When Ivan Tors stole her for his movie version of Daktari called “Clarence, the Cross-Eyed Lion,” Disney was too polite to complain. Tors cast her, he says, “because she had the basic chemistry. You either like animals or you don’t.” When he asked her what her age was, she replied, “Do you want my agent’s version, or do you want the truth?” She told him the truth. She worked with Helfer and the beasts for four weeks before a camera ever turned. Helfer, a youngish-looking man with dedication written all over him, was to explain, “She wasn’t one of the sweaty-palmed ones. The animal knows. That girl is so good that she can do things with Sarang not even the trainers can do.”
As for Cheryl, she was already hip-deep in animal mystique. “Every animal has his own personality and his own ways,” she is saying. “Certain sounds, certain attitudes. We call this love talk. When I talk to Sarang this way, we get a better scene.
“An animal is like a person. You pay him a fantastic compliment and he’s 10 feet off the ground. But with an animal it can’t be false. That’s what Daktari is all about.”
That’s what Cheryl is all about. Acting? What is acting compared to the “experience” of working with the· beasts?” How many times in my lifetime,” she asks, “will I have such a unique opportunity?” She is constantly amazed at how many people visit the Daktari set without recognizing its subtler philosophical implications. “They draw me aside and say, ‘How can you stand working with these smelly animals?’ or ‘Tell me the truth, now, how many times have you been clawed or bitten?’ “To which I reply, ‘Oh, hundreds of times. Can’t you see the scars on my face?'”
Cheryl does not consider it extraordinary. She considers co-star Marshall Thompson the real magician with animals. “Marsh really does understand their ways,” she says.
Her long-term interests lie elsewhere. She flies jet airplanes. She horseback rides. She skis. She mountain climbs. She designs and makes her own clothes. She goes to flight school to study aerodynamics twice a week. She goes to French cooking class at UCLA twice a week.
She lives at home with her divorced mother and a Saluki dog named Sally, and keeps company with a neighbor’s son who is a lieutenant in the Air Force. When she ever sees them is the mystery. She arises at 4: 30 A.M. on working days, 6 A.M. on all others, often works a 13-hour day, and sometimes sleeps as much as six hours a night. “My 30-hour day,” she calls it. She has a brother who is a dentist, an estranged father who is an architect, and enough energy to move an army. If you need a Miss Christmas Seal or a marshall to decorate your parade, or a pretty fund-raiser for the Junior Foundation for the Blind, Cheryl is always available.

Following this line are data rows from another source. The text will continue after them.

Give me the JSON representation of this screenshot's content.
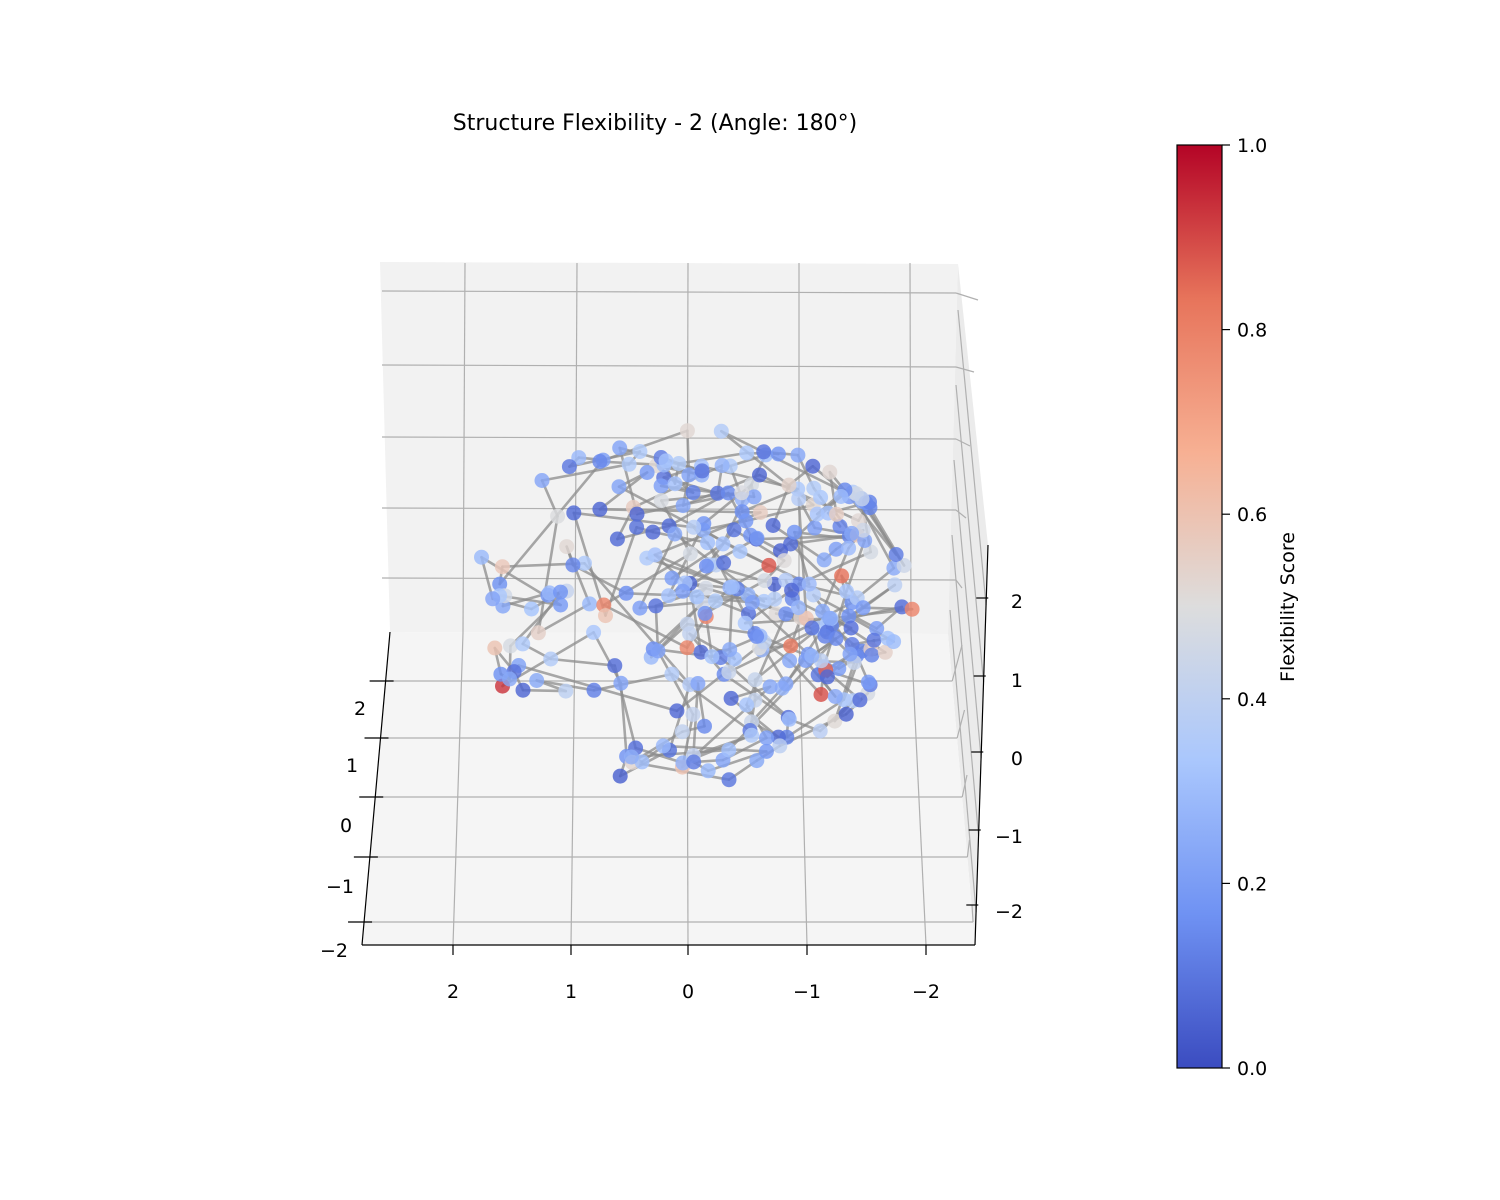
{
  "chart_data": {
    "type": "scatter",
    "projection": "3d",
    "title": "Structure Flexibility - 2 (Angle: 180°)",
    "view": {
      "azimuth_deg": 180
    },
    "axes": {
      "x": {
        "range": [
          -2.5,
          2.5
        ],
        "ticks": [
          2,
          1,
          0,
          -1,
          -2
        ],
        "tick_labels": [
          "2",
          "1",
          "0",
          "−1",
          "−2"
        ],
        "label": ""
      },
      "y": {
        "range": [
          -2.2,
          2.6
        ],
        "ticks": [
          2,
          1,
          0,
          -1,
          -2
        ],
        "tick_labels": [
          "2",
          "1",
          "0",
          "−1",
          "−2"
        ],
        "label": ""
      },
      "z": {
        "range": [
          -2.5,
          2.5
        ],
        "ticks": [
          -2,
          -1,
          0,
          1,
          2
        ],
        "tick_labels": [
          "−2",
          "−1",
          "0",
          "1",
          "2"
        ],
        "label": ""
      }
    },
    "grid": true,
    "colorbar": {
      "label": "Flexibility Score",
      "colormap": "coolwarm",
      "range": [
        0,
        1
      ],
      "ticks": [
        0.0,
        0.2,
        0.4,
        0.6,
        0.8,
        1.0
      ],
      "tick_labels": [
        "0.0",
        "0.2",
        "0.4",
        "0.6",
        "0.8",
        "1.0"
      ],
      "stops": [
        "#3b4cc0",
        "#6f92f3",
        "#aac7fd",
        "#dddddd",
        "#f7b093",
        "#e7745b",
        "#b40426"
      ]
    },
    "atoms": {
      "count": 300,
      "point_color_by": "Flexibility Score",
      "bonds": "consecutive atoms connected"
    }
  }
}
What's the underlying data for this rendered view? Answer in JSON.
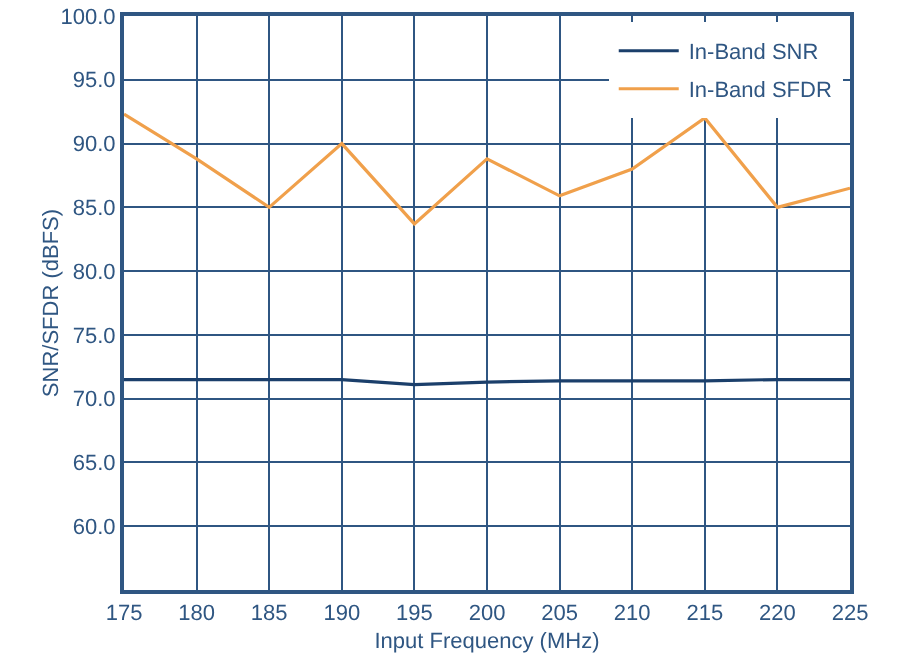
{
  "chart_data": {
    "type": "line",
    "xlabel": "Input Frequency (MHz)",
    "ylabel": "SNR/SFDR (dBFS)",
    "x": [
      175,
      180,
      185,
      190,
      195,
      200,
      205,
      210,
      215,
      220,
      225
    ],
    "series": [
      {
        "name": "In-Band SNR",
        "color": "#1b3f6b",
        "values": [
          71.5,
          71.5,
          71.5,
          71.5,
          71.1,
          71.3,
          71.4,
          71.4,
          71.4,
          71.5,
          71.5
        ]
      },
      {
        "name": "In-Band SFDR",
        "color": "#f0a04b",
        "values": [
          92.3,
          88.8,
          85,
          90,
          83.7,
          88.8,
          85.9,
          88,
          92,
          85,
          86.5
        ]
      }
    ],
    "xlim": [
      175,
      225
    ],
    "xticks": [
      175,
      180,
      185,
      190,
      195,
      200,
      205,
      210,
      215,
      220,
      225
    ],
    "ylim": [
      55,
      100
    ],
    "yticks": [
      {
        "value": 55,
        "label": null
      },
      {
        "value": 60,
        "label": "60.0"
      },
      {
        "value": 65,
        "label": "65.0"
      },
      {
        "value": 70,
        "label": "70.0"
      },
      {
        "value": 75,
        "label": "75.0"
      },
      {
        "value": 80,
        "label": "80.0"
      },
      {
        "value": 85,
        "label": "85.0"
      },
      {
        "value": 90,
        "label": "90.0"
      },
      {
        "value": 95,
        "label": "95.0"
      },
      {
        "value": 100,
        "label": "100.0"
      }
    ],
    "grid": true,
    "legend": "top right",
    "marker": "none",
    "line_style": "solid"
  }
}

She even does some shopping. When she does, a peculiar thing happens. “If I wear my Levi’s I’m mobbed . Wear a dress and nobody even recognizes me.” Which, of course, is the price a girl has to pay for her Beastmanship.

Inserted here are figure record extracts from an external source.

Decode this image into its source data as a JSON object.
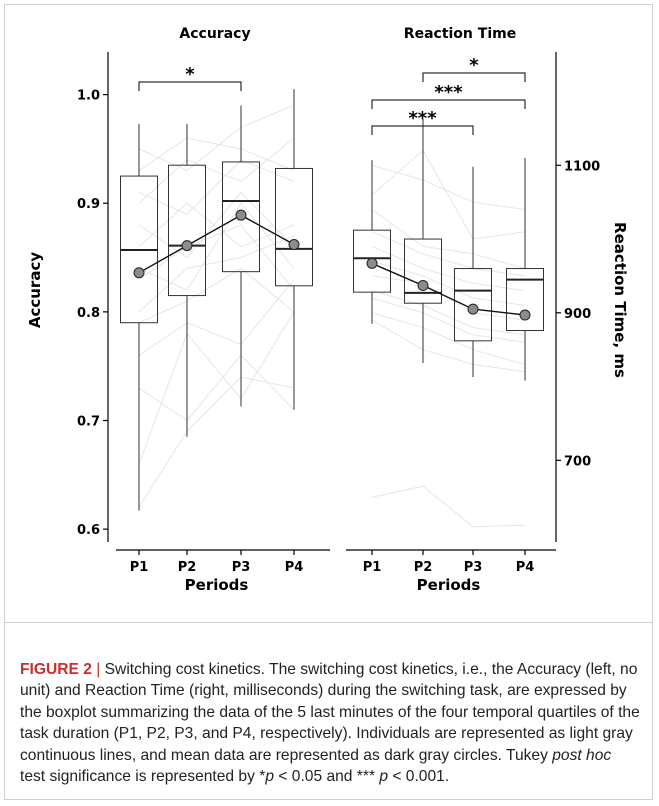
{
  "chart_data": [
    {
      "type": "box",
      "title": "Accuracy",
      "ylabel": "Accuracy",
      "xlabel": "Periods",
      "categories": [
        "P1",
        "P2",
        "P3",
        "P4"
      ],
      "ylim": [
        0.59,
        1.03
      ],
      "yticks": [
        0.6,
        0.7,
        0.8,
        0.9,
        1.0
      ],
      "ytick_labels": [
        "0.6",
        "0.7",
        "0.8",
        "0.9",
        "1.0"
      ],
      "boxes": [
        {
          "min": 0.617,
          "q1": 0.79,
          "median": 0.857,
          "q3": 0.925,
          "max": 0.973
        },
        {
          "min": 0.685,
          "q1": 0.815,
          "median": 0.861,
          "q3": 0.935,
          "max": 0.973
        },
        {
          "min": 0.713,
          "q1": 0.837,
          "median": 0.902,
          "q3": 0.938,
          "max": 0.99
        },
        {
          "min": 0.71,
          "q1": 0.824,
          "median": 0.858,
          "q3": 0.932,
          "max": 1.005
        }
      ],
      "means": [
        0.836,
        0.861,
        0.889,
        0.862
      ],
      "significance": [
        {
          "from": "P1",
          "to": "P3",
          "label": "*"
        }
      ]
    },
    {
      "type": "box",
      "title": "Reaction Time",
      "ylabel": "Reaction Time, ms",
      "xlabel": "Periods",
      "categories": [
        "P1",
        "P2",
        "P3",
        "P4"
      ],
      "ylim": [
        592,
        1240
      ],
      "yticks": [
        700,
        900,
        1100
      ],
      "ytick_labels": [
        "700",
        "900",
        "1100"
      ],
      "boxes": [
        {
          "min": 885,
          "q1": 928,
          "median": 974,
          "q3": 1012,
          "max": 1107
        },
        {
          "min": 832,
          "q1": 913,
          "median": 927,
          "q3": 1000,
          "max": 1163
        },
        {
          "min": 813,
          "q1": 862,
          "median": 930,
          "q3": 960,
          "max": 1098
        },
        {
          "min": 808,
          "q1": 876,
          "median": 945,
          "q3": 960,
          "max": 1110
        }
      ],
      "means": [
        967,
        937,
        905,
        897
      ],
      "significance": [
        {
          "from": "P1",
          "to": "P3",
          "label": "***"
        },
        {
          "from": "P1",
          "to": "P4",
          "label": "***"
        },
        {
          "from": "P2",
          "to": "P4",
          "label": "*"
        }
      ]
    }
  ],
  "caption": {
    "figure_label": "FIGURE 2",
    "separator": "|",
    "text_1": " Switching cost kinetics. The switching cost kinetics, i.e., the Accuracy (left, no unit) and Reaction Time (right, milliseconds) during the switching task, are expressed by the boxplot summarizing the data of the 5 last minutes of the four temporal quartiles of the task duration (P1, P2, P3, and P4, respectively). Individuals are represented as light gray continuous lines, and mean data are represented as dark gray circles. Tukey ",
    "italic_1": "post hoc",
    "text_2": " test significance is represented by *",
    "p_1": "p",
    "text_3": " < 0.05 and *** ",
    "p_2": "p",
    "text_4": " < 0.001."
  }
}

But the beasts are calling now.The trainers are spraying Judy—aft—with nontoxic vegetable-dye spray, cosmetically preparing her for ·the scene. Sarang is pacing off-scene. Sultan stands by if Sarang should falter. The prop men are lighting the butane campfire and Landres is lining up his shot. They are bringing the beast in now. Some of the more skittish visitors move back uneasily. Us old Iron Nerves stay where we are. Really nothing to worry about. They’re just going to photograph Sarang and the lady sharing the same bedroll, that’s all.
Landres has the tape measure on the animal’s snout to determine the focus, and the lady has just placed her lovely blonde head on the animal’s rib cage. He stirs. “Now what’s frightened you?” she coos cajolingly. “The moon out there? Don’t worry, I’ll protect you,” as we fade out.